Cox Steven, Ahalt Stanley C, Balhoff James, Bizon Chris, Fecho Karamarie, Kebede Yaphet, Morton Kenneth, Tropsha Alexander, Wang Patrick, Xu Hao
Renaissance Computing Institute, University of North Carolina at Chapel Hill, Chapel Hill, NC, United States.
CoVar Applied Technologies, Durham, NC, United States.
JMIR Med Inform. 2020 Nov 23;8(11):e17964. doi: 10.2196/17964.
Efforts are underway to semantically integrate large biomedical knowledge graphs using common upper-level ontologies to federate graph-oriented application programming interfaces (APIs) to the data.
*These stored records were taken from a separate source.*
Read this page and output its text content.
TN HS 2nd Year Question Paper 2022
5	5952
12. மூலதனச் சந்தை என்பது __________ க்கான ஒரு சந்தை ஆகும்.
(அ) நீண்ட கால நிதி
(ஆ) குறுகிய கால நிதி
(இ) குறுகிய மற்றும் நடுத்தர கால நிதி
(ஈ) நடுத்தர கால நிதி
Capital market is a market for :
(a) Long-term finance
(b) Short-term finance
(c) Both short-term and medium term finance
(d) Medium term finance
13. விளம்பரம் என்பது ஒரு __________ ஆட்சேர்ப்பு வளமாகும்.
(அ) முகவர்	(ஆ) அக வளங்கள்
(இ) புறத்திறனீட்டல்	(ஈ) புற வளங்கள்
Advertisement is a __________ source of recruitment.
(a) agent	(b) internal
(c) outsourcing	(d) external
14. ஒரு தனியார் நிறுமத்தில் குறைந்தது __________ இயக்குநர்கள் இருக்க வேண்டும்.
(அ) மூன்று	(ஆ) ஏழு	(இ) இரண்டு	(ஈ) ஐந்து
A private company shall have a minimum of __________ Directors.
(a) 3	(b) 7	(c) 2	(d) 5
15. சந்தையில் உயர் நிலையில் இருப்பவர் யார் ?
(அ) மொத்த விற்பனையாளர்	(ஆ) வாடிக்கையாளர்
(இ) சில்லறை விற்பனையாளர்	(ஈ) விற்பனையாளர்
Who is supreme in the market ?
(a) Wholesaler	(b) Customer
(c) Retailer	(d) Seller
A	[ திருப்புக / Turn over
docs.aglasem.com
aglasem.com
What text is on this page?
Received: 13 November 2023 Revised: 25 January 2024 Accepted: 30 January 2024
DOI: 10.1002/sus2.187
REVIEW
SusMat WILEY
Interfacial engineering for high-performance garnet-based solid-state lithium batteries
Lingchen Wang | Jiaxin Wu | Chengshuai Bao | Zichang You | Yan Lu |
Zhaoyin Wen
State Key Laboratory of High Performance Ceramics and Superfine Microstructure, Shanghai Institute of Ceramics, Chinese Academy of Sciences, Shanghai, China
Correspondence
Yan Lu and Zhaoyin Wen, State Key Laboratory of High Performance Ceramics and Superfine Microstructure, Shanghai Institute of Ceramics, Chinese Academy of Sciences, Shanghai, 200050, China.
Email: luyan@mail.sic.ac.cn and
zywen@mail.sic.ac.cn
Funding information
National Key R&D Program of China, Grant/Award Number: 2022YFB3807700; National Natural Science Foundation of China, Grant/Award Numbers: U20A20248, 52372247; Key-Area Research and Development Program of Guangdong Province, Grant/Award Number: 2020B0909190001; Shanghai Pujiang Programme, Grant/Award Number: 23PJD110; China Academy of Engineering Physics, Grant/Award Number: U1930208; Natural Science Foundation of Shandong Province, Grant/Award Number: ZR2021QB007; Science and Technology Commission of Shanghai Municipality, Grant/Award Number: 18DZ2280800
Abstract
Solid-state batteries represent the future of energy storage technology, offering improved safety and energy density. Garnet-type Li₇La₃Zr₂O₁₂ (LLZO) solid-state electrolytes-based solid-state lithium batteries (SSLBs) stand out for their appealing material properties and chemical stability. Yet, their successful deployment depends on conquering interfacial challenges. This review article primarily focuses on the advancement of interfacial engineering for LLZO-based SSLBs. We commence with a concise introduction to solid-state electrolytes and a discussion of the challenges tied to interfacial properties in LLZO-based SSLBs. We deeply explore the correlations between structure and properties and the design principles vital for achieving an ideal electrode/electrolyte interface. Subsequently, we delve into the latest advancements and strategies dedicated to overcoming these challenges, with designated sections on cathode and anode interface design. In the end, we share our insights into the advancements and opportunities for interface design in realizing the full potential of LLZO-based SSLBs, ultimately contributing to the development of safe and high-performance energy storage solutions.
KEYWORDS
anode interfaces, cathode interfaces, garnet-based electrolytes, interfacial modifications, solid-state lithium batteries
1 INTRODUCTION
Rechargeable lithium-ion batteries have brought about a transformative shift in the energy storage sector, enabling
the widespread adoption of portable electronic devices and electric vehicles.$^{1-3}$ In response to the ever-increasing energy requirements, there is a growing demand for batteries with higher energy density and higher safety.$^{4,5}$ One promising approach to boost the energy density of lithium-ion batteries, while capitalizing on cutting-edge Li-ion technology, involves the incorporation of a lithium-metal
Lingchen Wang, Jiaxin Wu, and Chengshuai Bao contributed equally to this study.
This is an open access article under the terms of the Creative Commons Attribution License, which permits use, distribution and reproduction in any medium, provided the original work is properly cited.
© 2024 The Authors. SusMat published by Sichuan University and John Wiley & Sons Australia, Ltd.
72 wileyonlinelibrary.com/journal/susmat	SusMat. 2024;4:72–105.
However, federation poses several challenges, including query routing to appropriate knowledge sources, generation and evaluation of answer subsets, semantic merger of those answer subsets, and visualization and exploration of results.
We aimed to develop an interactive environment for query, visualization, and deep exploration of federated knowledge graphs.
We developed a biomedical query language and web application interphase-termed as Translator Query Language (TranQL)-to query semantically federated knowledge graphs and explore query results. TranQL uses the Biolink data model as an upper-level biomedical ontology and an API standard that has been adopted by the Biomedical Data Translator Consortium to specify a protocol for expressing a query as a graph of Biolink data elements compiled from statements in the TranQL query language. Queries are mapped to federated knowledge sources, and answers are merged into a knowledge graph, with mappings between the knowledge graph and specific elements of the query. The TranQL interactive web application includes a user interface to support user exploration of the federated knowledge graph.
We developed 2 real-world use cases to validate TranQL and address biomedical questions of relevance to translational science. The use cases posed questions that traversed 2 federated Translator API endpoints: Integrated Clinical and Environmental Exposures Service (ICEES) and Reasoning Over Biomedical Objects linked in Knowledge Oriented Pathways (ROBOKOP). ICEES provides open access to observational clinical and environmental data, and ROBOKOP provides access to linked biomedical entities, such as "gene," "chemical substance," and "disease," that are derived largely from curated public data sources. We successfully posed queries to TranQL that traversed these endpoints and retrieved answers that we visualized and evaluated.
TranQL can be used to ask questions of relevance to translational science, rapidly obtain answers that require assertions from a federation of knowledge sources, and provide valuable insights for translational research and clinical practice.
目前正在努力使用通用的上层本体对大型生物医学知识图谱进行语义整合,以便将面向图谱的应用程序编程接口(API)联合到数据中。然而,联合带来了几个挑战,包括查询路由到适当的知识源、答案子集的生成和评估、这些答案子集的语义合并以及结果的可视化和探索。
我们旨在开发一个用于联合知识图谱查询、可视化和深度探索的交互式环境。
我们开发了一种生物医学查询语言和Web应用程序界面——称为翻译查询语言(TranQL)——用于查询语义联合的知识图谱并探索查询结果。TranQL使用生物链接数据模型作为上层生物医学本体和API标准,生物医学数据翻译联盟已采用该标准来指定一种协议,用于将查询表示为由TranQL查询语言中的语句编译而成的生物链接数据元素图。查询被映射到联合知识源,答案被合并到一个知识图谱中,并在知识图谱和查询的特定元素之间建立映射。TranQL交互式Web应用程序包括一个用户界面,以支持用户探索联合知识图谱。
我们开发了2个实际用例来验证TranQL并解决与转化科学相关的生物医学问题。这些用例提出的问题跨越了2个联合翻译器API端点:综合临床和环境暴露服务(ICEES)以及知识导向路径中链接的生物医学对象推理(ROBOKOP)。ICEES提供对观察性临床和环境数据的开放访问,而ROBOKOP提供对链接的生物医学实体(如“基因”、“化学物质 ”和“疾病”)的访问,这些实体主要来自经过整理的公共数据源。我们成功地向TranQL提出了跨越这些端点的查询,并检索到了我们进行可视化和评估的答案。
TranQL可用于提出与转化科学相关的问题,快速获得需要来自知识源联合的断言的答案,并为转化研究和临床实践提供有价值的见解。